Los republicanos han sufrido varapalos electorales en las recientes elecciones de gobernador en Virginia y New Jersey y tienen un escenario gris rumbo a 2018, cuando se renovará una parte sustantiva del Congreso. Y, además, la Casa Blanca de Trump se ha aislado de muchos de sus aliados exteriores y erosionado las relaciones internacionales de modo creciente.
Es cierto que la sociedad y los estamentos de poder estadounidenses, que por mucho menos de lo que Trump ha hecho una y otra vez se deslindaron de políticos de perfil escandaloso o impropio, parecen tener una resistencia mucho mayor ante el presidente actual. Eso, en parte, tiene que ver con la polarización política que, desde años atrás, se ha agudizado en EEUU y que hace que se mantengan las fidelidades político-partidistas en circunstancias que antes no se habrían tolerado. Pero también porque, a fin de cuentas, en el pragmatismo vigente la administración Trump es un mal menor para muchos republicanos en comparación con lo que, para ellos, habría significado un gobierno de Clinton.
Y dado que la mayoría en ambas cámaras del Congreso está bajo control republicano (con todo y los choques entre Trump y los líderes legislativos Paul Ryan y Mitch McConnell), hasta ahora no ha habido interés, capacidad o posibilidad para ponerle un alto a los aspectos controversiales o contraproducentes de Trump.
Y, cabe decir, mucho de los fracasos que ha sufrido la presente administración se deben, además de a las acciones u omisiones de Trump, a los hondos desencuentros que existen dentro del propio Partido Republicano, una caja de pandora que muchos prefieren no abrir más de la cuenta, como sucedería si los liderazgos partidistas encararan sustantivamente a Trump y, por extensión, a su considerable y muy activa base de simpatizantes de la derecha radical.

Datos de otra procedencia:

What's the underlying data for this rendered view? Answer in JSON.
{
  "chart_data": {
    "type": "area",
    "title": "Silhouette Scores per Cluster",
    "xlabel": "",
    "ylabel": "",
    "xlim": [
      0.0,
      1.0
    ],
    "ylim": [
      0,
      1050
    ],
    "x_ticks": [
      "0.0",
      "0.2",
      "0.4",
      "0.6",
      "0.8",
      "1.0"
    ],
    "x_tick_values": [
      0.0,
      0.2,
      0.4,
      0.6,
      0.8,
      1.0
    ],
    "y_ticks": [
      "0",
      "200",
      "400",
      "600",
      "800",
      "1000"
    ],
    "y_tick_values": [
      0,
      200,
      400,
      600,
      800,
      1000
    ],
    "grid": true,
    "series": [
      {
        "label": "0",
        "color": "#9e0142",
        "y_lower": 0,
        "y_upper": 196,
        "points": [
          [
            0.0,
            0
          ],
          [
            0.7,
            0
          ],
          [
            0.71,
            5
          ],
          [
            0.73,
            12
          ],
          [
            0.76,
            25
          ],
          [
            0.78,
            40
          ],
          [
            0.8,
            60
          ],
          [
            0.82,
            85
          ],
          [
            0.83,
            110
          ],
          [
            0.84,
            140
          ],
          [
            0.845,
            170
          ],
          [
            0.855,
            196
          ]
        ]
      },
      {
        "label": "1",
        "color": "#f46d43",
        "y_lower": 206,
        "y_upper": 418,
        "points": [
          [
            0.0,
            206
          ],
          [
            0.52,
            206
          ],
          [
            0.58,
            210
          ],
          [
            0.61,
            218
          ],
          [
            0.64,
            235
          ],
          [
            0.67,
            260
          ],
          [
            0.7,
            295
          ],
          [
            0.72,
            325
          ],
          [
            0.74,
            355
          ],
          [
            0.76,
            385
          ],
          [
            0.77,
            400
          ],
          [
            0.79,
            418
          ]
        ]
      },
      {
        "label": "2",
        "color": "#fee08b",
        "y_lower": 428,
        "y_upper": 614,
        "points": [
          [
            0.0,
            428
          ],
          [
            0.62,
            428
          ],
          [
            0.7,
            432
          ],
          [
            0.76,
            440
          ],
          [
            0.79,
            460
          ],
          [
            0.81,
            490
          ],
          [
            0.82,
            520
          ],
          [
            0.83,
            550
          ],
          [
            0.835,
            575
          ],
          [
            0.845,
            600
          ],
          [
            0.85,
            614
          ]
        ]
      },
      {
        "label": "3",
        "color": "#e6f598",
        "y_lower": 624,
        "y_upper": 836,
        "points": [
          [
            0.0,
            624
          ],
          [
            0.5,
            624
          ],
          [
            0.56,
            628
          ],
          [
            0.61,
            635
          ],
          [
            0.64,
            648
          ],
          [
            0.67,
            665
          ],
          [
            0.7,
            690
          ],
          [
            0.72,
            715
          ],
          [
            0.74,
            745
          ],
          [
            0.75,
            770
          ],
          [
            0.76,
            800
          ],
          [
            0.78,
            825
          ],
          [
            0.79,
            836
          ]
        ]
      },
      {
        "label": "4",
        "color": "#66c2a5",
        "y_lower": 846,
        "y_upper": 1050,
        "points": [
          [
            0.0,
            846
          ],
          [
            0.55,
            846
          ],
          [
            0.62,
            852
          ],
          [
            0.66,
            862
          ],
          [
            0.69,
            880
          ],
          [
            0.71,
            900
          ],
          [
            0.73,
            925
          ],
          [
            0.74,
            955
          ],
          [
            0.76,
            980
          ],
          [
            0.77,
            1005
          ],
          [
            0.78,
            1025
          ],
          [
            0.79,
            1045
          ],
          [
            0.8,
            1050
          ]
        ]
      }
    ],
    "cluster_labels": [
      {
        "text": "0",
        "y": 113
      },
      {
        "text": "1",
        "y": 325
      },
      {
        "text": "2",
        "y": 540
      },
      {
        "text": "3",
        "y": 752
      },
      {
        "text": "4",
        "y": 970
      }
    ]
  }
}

Los demócratas, más allá de oponerse de modo sistemático y de, a veces, coquetear con acuerdos que no llevado a ningún lado, no tienen por el momento capacidad de actuar efectivamente para detener las políticas de Trump y esperan mejores tiempos electorales para resurgir. El resultado en Virginia y New Jersey, y lo que deparen las elecciones legislativas de 2018, serán claves para medir su capacidad de acción y reacción ante Trump y sus posibilidades de volver a la Casa Blanca en 2020.
Así, guste o no, normalizado o no, y salvo que se den revelaciones cataclísmicas, hay Trump y trumpismo para rato a un año de un resultado electoral que sacudió al país y al mundo.